I walked into the room to see the grandmother and aunt looking expectantly and nervously at me. Next to them was the baby's father, looking a young 16 years old himself. He wore a skewed baseball cap, an oversize T-shirt, and baggy low slung jeans that didn't bifurcate into legs until about the level of the knees. He didn't even bother to look up when I entered the room but just kept staring at the floor. I sighed internally. Another young punk, I thought, not brought up with proper manners and certainly not prepared for fatherhood.
I told them the baby was fine and congratulated them, telling them the usual happy spiel about a normal newborn. The grandmother inquired about the mother, who was still on the C-section table, while the father remained uncommunicative, almost on the verge of seeming impolite. But then I noticed something wet drip off his cheek unto the floor. I looked a little closer and saw that he was crying, and not just crying but weeping profusely. I had taken his lack of eye contact and speech as a sign of impertinence, when in fact he was overwhelmed with emotion by the situation. He was looking at the floor not because he was a jerk, but probably because he was too overcome to do anything else.

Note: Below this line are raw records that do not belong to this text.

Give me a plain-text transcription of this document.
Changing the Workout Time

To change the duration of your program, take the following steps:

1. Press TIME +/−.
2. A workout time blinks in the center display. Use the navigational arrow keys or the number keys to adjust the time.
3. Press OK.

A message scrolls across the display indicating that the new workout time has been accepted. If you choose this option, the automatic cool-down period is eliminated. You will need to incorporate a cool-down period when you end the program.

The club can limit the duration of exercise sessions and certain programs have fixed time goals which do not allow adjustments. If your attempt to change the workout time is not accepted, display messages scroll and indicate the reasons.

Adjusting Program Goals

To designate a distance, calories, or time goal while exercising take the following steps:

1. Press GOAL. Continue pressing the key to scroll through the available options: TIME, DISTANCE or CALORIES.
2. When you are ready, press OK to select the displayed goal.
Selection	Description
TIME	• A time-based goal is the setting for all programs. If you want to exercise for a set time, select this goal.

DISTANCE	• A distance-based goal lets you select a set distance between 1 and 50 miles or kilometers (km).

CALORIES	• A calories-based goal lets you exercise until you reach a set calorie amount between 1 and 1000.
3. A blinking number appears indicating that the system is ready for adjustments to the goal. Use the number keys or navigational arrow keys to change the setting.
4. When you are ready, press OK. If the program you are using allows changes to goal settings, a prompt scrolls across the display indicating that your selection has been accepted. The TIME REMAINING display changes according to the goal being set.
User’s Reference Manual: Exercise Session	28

Whether his tears and emotion were of concern for his girlfriend and baby, or joy that everything was going to be fine after the minutes of uncertainty, or of a new realization of the responsibility now upon him, I don't know. But I do know that I had judged too quickly. My heart went out to this young man who a few moments before had somewhat disgusted me. It would be a cliche but true to say that it reminded me I shouldn't judge a book by its cover. Maybe the lesson isn't quite so broad but just that, hey, punks have feelings too.